Ao chegar perto do ponto final da Rocinha, o assaltante devolveu meu dinheiro, os três reais que lhe dera, e disse que eu era muito gente boa, além de me convidar para comer umas putas que ele conhecia, lá no morro. Eu agradeci, mas disse que não, não me aventuraria com ele favela adentro. Tive medo de ser sequestrado, ou contrair uma doença venérea.

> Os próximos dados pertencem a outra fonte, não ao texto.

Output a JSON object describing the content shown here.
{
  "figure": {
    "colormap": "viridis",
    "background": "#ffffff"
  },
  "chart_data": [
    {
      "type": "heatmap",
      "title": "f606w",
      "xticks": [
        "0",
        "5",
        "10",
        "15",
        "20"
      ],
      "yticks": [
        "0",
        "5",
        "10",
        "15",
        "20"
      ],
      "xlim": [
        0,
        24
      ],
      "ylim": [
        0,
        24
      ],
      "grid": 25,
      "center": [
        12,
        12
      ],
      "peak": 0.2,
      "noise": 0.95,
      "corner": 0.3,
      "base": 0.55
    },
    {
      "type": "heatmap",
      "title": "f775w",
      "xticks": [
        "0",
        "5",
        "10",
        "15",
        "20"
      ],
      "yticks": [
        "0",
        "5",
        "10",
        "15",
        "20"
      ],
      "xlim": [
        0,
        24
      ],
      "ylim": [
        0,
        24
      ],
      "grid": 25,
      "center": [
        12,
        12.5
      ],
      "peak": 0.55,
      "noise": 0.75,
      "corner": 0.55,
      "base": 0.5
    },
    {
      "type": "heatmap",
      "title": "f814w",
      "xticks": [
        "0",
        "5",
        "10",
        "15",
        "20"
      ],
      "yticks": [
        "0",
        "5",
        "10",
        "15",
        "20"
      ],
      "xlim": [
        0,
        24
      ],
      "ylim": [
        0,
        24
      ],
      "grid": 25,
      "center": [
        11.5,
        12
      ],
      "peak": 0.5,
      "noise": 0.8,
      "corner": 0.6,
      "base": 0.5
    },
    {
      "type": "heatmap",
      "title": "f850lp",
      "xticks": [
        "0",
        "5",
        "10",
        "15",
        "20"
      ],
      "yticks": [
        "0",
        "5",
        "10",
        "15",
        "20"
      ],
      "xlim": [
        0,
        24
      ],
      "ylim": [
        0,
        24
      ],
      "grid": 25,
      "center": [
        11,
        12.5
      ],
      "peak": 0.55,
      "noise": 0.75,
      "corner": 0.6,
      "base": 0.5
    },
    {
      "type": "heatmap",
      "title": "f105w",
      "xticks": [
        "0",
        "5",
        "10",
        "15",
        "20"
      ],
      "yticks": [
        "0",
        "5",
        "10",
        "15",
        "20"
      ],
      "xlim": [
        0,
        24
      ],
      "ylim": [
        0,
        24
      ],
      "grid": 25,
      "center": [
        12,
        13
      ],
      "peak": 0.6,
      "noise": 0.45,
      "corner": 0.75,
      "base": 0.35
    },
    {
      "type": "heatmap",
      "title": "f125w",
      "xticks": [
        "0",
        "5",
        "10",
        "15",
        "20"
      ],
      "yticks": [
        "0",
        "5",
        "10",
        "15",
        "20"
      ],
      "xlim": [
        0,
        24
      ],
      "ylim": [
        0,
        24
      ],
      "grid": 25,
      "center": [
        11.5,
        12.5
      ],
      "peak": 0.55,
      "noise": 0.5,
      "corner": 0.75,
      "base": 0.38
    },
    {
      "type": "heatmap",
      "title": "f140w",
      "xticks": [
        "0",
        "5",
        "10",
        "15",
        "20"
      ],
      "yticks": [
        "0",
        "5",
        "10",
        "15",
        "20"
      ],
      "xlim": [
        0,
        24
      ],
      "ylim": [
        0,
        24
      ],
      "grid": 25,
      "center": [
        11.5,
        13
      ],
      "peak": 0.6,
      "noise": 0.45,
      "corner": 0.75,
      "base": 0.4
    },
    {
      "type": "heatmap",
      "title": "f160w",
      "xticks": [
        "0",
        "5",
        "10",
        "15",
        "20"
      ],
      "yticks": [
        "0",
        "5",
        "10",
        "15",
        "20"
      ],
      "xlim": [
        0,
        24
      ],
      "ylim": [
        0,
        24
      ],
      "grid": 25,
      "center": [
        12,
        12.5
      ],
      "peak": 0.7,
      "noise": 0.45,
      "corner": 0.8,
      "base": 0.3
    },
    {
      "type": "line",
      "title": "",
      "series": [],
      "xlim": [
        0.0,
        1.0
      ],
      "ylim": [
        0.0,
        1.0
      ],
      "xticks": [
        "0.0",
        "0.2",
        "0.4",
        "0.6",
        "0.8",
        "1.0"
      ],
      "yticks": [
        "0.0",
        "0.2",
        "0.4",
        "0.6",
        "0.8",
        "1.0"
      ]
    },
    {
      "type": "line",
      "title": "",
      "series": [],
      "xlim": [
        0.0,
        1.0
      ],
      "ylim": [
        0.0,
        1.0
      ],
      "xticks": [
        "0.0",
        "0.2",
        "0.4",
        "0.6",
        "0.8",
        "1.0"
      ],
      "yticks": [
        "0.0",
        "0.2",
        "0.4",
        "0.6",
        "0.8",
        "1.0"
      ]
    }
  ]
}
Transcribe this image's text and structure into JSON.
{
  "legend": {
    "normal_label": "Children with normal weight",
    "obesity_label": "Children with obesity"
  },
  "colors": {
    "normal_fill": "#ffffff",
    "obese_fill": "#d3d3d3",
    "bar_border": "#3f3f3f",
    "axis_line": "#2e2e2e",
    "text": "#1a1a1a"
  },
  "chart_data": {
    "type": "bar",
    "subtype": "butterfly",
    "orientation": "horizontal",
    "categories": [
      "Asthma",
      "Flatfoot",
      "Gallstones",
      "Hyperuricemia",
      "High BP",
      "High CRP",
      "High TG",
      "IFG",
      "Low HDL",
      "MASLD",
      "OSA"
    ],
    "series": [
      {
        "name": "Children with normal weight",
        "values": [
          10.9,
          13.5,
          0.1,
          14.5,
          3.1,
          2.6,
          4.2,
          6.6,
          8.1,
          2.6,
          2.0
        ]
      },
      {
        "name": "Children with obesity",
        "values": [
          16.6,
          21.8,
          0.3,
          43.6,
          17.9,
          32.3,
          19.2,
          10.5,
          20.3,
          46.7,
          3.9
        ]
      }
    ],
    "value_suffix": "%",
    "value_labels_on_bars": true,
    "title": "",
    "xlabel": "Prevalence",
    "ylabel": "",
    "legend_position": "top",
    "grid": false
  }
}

Passados alguns anos, voltando da balada, peguei o 175 de madrugada em Botafogo pra voltar pra São Conrado. O motorista era um velhinho, bem magrinho, de cabelo e barba longos, e o trocador, baixinho, gordinho, de óculos. Quando o ônibus parou no penúltimo ponto na Rocinha, todos desceram e sobrou apenas eu de passageiro. Então o Motorista olhou para mim e perguntou onde eu iria ficar. – Nos prédios mais a frente, na Aquarela do Brasil. Respondi. Motorista e trocador se entreolharam e assumiram. - Estamos indo na boca de fumo comprar pó. Disse o motorista. – Não podemos deixar você aqui sozinho dentro do ônibus esperando. Ou desce aqui e vai a pé até sua casa, ou vem conosco até a boca de fumo, no Largo do Boiadeiro. Já passava das três da manhã, e resolvi ir junto com aqueles dois patifes, conhecer como funcionava a boca de fumo da Rocinha. Não tinha nada melhor pra fazer, e andar a pé por ali significaria tomar uma bela dura da PM. Então, nós três deixamos o ônibus estacionado no meio da rua e começamos a subir o morro. Atrás do ônibus, um adesivo colado no vidro, escrito: - Como estou dirigindo? E um número para contato. - Essa é boa! Pensei. Passamos por varias muvucas, motoboys do tráfico, gente indo e voltando do baile funk Emoções da Rocinha, bêbados escolhendo discos, jogando bilhar e fliperama. Lá estava eu, adolescente, com meus dois novos amigos, estendendo a night. Chegamos na boca de fumo, compartilhei um cigarro de maconha com os traficantes, enquanto o motorista e o cobrador comprovam cocaína. Um murmúrio alto preencheu meus ouvidos, acompanhado da batida que ecoava do final da rua, vindo do baile Emoções, com cheiro de esgoto, maconha, cerveja e maresia. “Quer dançar? Quer dançar? O tigrão vai te ensinar”. Dizia a música poderosa que parecia sair das entranhas do artista marginal. Então voltamos, e ao entrar no ônibus, o motorista e o trocador dividiram a droga na mesa de troco, usando uma nota de cinco para dar uma última cafungada. Reparei que o trocador também tinha unhas grandes para levantar moedas, abrir documentos impressos, papelotes de cocaína, e quem sabe até mesmo tocar violão. Então o motorista me perguntou exatamente onde eu morava, me levando de ônibus até a porta do condomínio, como se fosse meu motorista particular. - Gente boa esse motorista. Comentou o porteiro do meu prédio.